Lease: Tight Supply, Softening Rents
The lease market moved against April's narrative. Active listings sit at 1,949 — essentially flat month-over-month (-0.8%) but down a sharp 14.2% year-over-year. Months of supply held tight at 1.8, which still puts landlords in a structurally strong position on speed and execution.
But the pricing turn reversed. After lease rates briefly went positive year-over-year last month, May pulled them back: average leased price slipped to $2.5K, down 1.2% month-over-month and 1.8% year-over-year. Average list price dropped 6.6% month-over-month. Properties are still leasing fast and close to ask — 97.4% of original — so tenants aren't gaining time. They're gaining a little room on rate.

Key Lease Metrics:
Active listings: 1,949 (-0.8% MoM, -14.2% YoY)
New listings: 1,497 (+11.5% MoM, -8.8% YoY)

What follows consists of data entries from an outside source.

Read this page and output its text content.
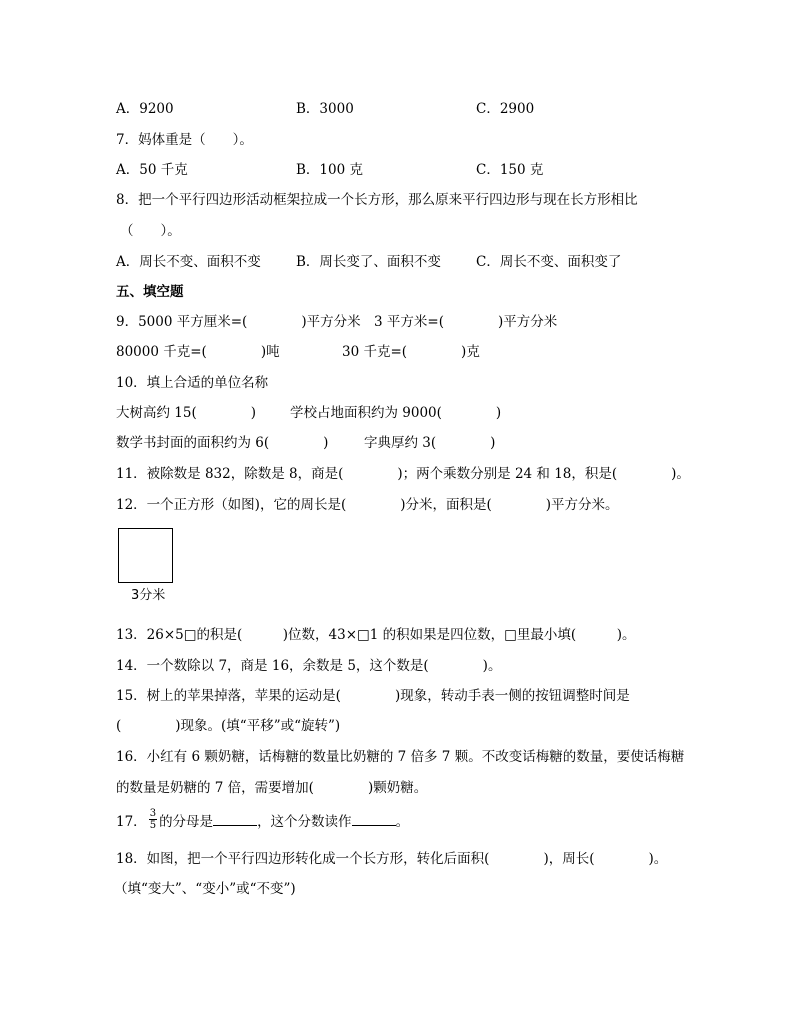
A．9200	B．3000	C．2900
7．妈体重是（　　）。
A．50 千克	B．100 克	C．150 克
8．把一个平行四边形活动框架拉成一个长方形，那么原来平行四边形与现在长方形相比
（　　）。
A．周长不变、面积不变	B．周长变了、面积不变	C．周长不变、面积变了
五、填空题
9．5000 平方厘米=(　　　　)平方分米 3 平方米=(　　　　)平方分米
80000 千克=(　　　　)吨	30 千克=(　　　　)克
10．填上合适的单位名称
大树高约 15(　　　　)	学校占地面积约为 9000(　　　　)
数学书封面的面积约为 6(　　　　)	字典厚约 3(　　　　)
11．被除数是 832，除数是 8，商是(　　　　)；两个乘数分别是 24 和 18，积是(　　　　)。
12．一个正方形（如图)，它的周长是(　　　　)分米，面积是(　　　　)平方分米。
3分米
13．26×5□的积是(　　　)位数，43×□1 的积如果是四位数，□里最小填(　　　)。
14．一个数除以 7，商是 16，余数是 5，这个数是(　　　　)。
15．树上的苹果掉落，苹果的运动是(　　　　)现象，转动手表一侧的按钮调整时间是
(　　　　)现象。(填“平移”或“旋转”)
16．小红有 6 颗奶糖，话梅糖的数量比奶糖的 7 倍多 7 颗。不改变话梅糖的数量，要使话梅糖
的数量是奶糖的 7 倍，需要增加(　　　　)颗奶糖。
17． $\frac{3}{5}$ 的分母是	，这个分数读作	。
18．如图，把一个平行四边形转化成一个长方形，转化后面积(　　　　)，周长(　　　　)。
（填“变大”、“变小”或“不变”)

Closed leases: 1,086 (+5.5% MoM, -6.0% YoY)
Average list price: $2.77K (-6.6% MoM)
Average leased price: $2.5K (-1.2% MoM, -1.8% YoY)
For renters, the calculus is mixed: supply is genuinely scarce, so the good units still move quickly — but the rate pressure has eased, and asking prices have come down enough that there's a case for negotiating. For investors, Collin County's rental supply remains thin, which protects occupancy and time-on-market even as headline rents cool off the recent highs.
The Bottom Line
If April was about three segments diverging, May is about what each side does with the leverage that divergence created.
New construction: Builders blinked. List prices came down to meet the market, sold prices held, and execution improved. The negotiating room has moved upstream — buyers now start from a more honest number.
Resale: Buyers answered the inventory build. Sales surged double digits, spring pricing firmed, and deals are closing fast. The leverage is still with buyers on a YoY basis — but the demand response means sellers who price right are getting strong, quick outcomes.
Lease: Supply stays tight, but pricing softened and turned negative YoY. Landlords keep the structural edge on speed; tenants finally have a small opening on rate.
The "great news for buyers" thread that's run through these reports all year is still intact — rates 68 basis points lower, deeper resale selection, softer pricing than last spring. What's new in May is that buyers believed it. The deal is there in resale, and this month, people acted on it. In new construction, the builders are the ones adjusting. And in lease, the edge is narrowing — slowly — for the first time in a while.
Important Note:
This analysis is based on data from NTREIS (North Texas Real Estate Information Systems) as of May 31, 2026. Market conditions can change rapidly, and this report is intended for informational purposes only. It should not be considered a guarantee of future market performance.